Apr 07, 2016 - Sale 2409

Sale 2409 - Lot 54

Price Realized: $ 40,000
?Final Price Realized includes Buyer’s Premium added to Hammer Price
Estimate: $ 20,000 - $ 30,000
LOÏS MAILOU JONES (1905 - 1998)
Homage to Martin Luther King.

Watercolor on illustration board, 1968. 775x565 mm; 30 1/2x22 1/4 inches. Signed and dated in watercolor, lower right recto. Signed, titled and inscribed with the artist's Washington, DC address in ink, center verso. Also signed and dedicated in ink on a fragment of backing paper, mounted to the frame back.

Provenance: acquired directly from the artist; private collection, New York (1992).

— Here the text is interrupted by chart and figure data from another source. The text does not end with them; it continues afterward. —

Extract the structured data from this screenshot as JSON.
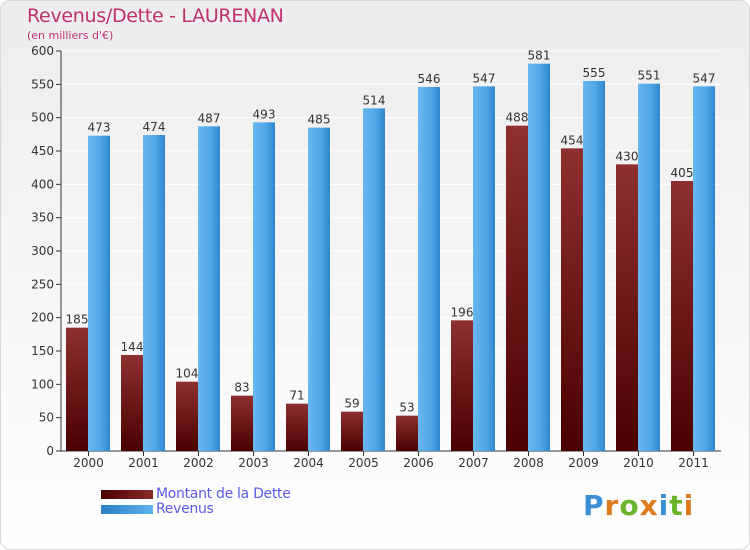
{
  "chart_data": {
    "type": "bar",
    "title": "Revenus/Dette - LAURENAN",
    "subtitle": "(en milliers d'€)",
    "categories": [
      "2000",
      "2001",
      "2002",
      "2003",
      "2004",
      "2005",
      "2006",
      "2007",
      "2008",
      "2009",
      "2010",
      "2011"
    ],
    "series": [
      {
        "name": "Montant de la Dette",
        "color": "#7a1c1c",
        "values": [
          185,
          144,
          104,
          83,
          71,
          59,
          53,
          196,
          488,
          454,
          430,
          405
        ]
      },
      {
        "name": "Revenus",
        "color": "#3f9be0",
        "values": [
          473,
          474,
          487,
          493,
          485,
          514,
          546,
          547,
          581,
          555,
          551,
          547
        ]
      }
    ],
    "ylim": [
      0,
      600
    ],
    "yticks": [
      0,
      50,
      100,
      150,
      200,
      250,
      300,
      350,
      400,
      450,
      500,
      550,
      600
    ],
    "grid": true,
    "legend_position": "bottom-left"
  },
  "logo": {
    "letters": [
      "P",
      "r",
      "o",
      "x",
      "i",
      "t",
      "i"
    ],
    "colors": [
      "#3a8fd6",
      "#e07a1f",
      "#6bb52c",
      "#e07a1f",
      "#3a8fd6",
      "#6bb52c",
      "#e07a1f"
    ]
  }
}
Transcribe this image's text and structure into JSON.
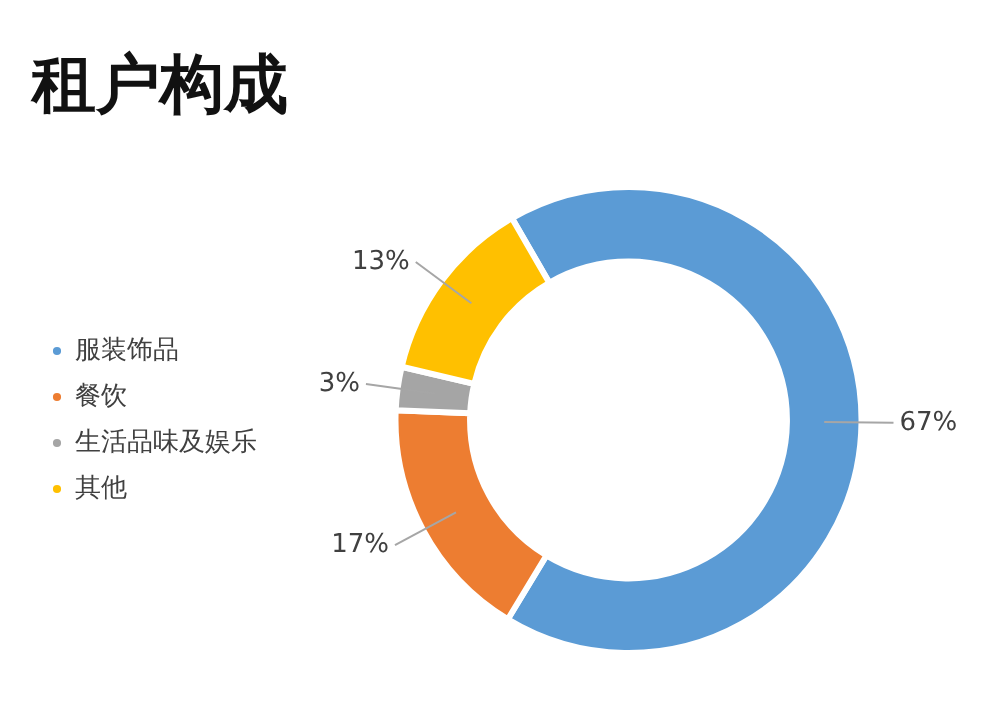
{
  "chart_data": {
    "type": "donut",
    "title": "租户构成",
    "categories": [
      "服装饰品",
      "餐饮",
      "生活品味及娱乐",
      "其他"
    ],
    "values": [
      67,
      17,
      3,
      13
    ],
    "colors": [
      "#5b9bd5",
      "#ed7d31",
      "#a5a5a5",
      "#ffc000"
    ],
    "value_labels": [
      "67%",
      "17%",
      "3%",
      "13%"
    ],
    "legend": "left"
  }
}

Exhibited: Reflections of King, National Civil Rights Museum, Memphis, TN, February - March, 1993; In the Spirit of Martin: the Living Legacy of Dr. Martin Luther King, Smithsonian Institution Traveling Exhibition Service, January 12, 2002 - March 30, 2004, with the label on the frame back, including the Charles H. Wright Museum of African American History, Detroit, MI, Bass Museum of Art, Miami Beach, FL, Frederick R. Weisman Art Museum, Minneapolis, MN, International Gallery, Smithsonian Institution, Washington, DC, Memphis Brooks Museum of Art, Memphis, TN, and the Montgomery Museum of Fine Arts, Montgomery, AL; Lois Mailou Jones, 58 Years of Watercolors, 1930-1988, Brody's Gallery, Washington, DC, October, 1998, with the label on the frame back; the National Museum of Women in the Arts, Washington, DC, 1992 - 2015.

Illustrated: Sorin, Gretchen and Helen M. Shannon, In the Spirit of Martin: the Living Legacy of Martin Luther King, Jr., p. 158; Jubilee! A Year of African-American Celebration / 2003, Smithsonian Anacostia Museum and Center for African American History and Culture calendar, 2003.

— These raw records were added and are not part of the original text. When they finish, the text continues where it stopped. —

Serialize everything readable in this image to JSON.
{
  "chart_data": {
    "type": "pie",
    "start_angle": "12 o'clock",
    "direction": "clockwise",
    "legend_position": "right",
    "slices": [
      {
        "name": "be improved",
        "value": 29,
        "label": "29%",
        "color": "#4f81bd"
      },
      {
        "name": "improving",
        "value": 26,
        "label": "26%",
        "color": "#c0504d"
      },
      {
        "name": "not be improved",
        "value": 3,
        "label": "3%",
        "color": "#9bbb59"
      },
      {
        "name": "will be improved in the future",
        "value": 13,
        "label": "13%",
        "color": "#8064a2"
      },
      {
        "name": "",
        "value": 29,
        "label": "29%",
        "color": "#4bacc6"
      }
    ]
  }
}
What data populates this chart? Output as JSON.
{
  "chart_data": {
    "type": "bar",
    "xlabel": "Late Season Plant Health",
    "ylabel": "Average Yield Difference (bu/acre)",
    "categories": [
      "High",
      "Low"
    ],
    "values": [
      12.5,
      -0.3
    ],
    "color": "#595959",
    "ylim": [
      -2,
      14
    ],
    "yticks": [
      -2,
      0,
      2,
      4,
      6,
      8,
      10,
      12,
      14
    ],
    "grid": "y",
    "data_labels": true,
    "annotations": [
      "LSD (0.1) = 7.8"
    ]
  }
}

This important artwork of the Civil Rights period was Loïs Mailou Jones' direct response to the assassination of Martin Luther King, Jr. Jones' multi-faceted tribute to the life of Dr. King is depicted in many watercolor panels. This stirring visual representation of his legacy has been widely exhibited nationally and on loan for the past 20 years to the National Museum of Women in the Arts, Washington, DC. In the Black Womens' Oral History Project, Loïs Mailou Jones herself described this artwork as "one of the works which is considered outstanding as a result of using the black experience as an influence."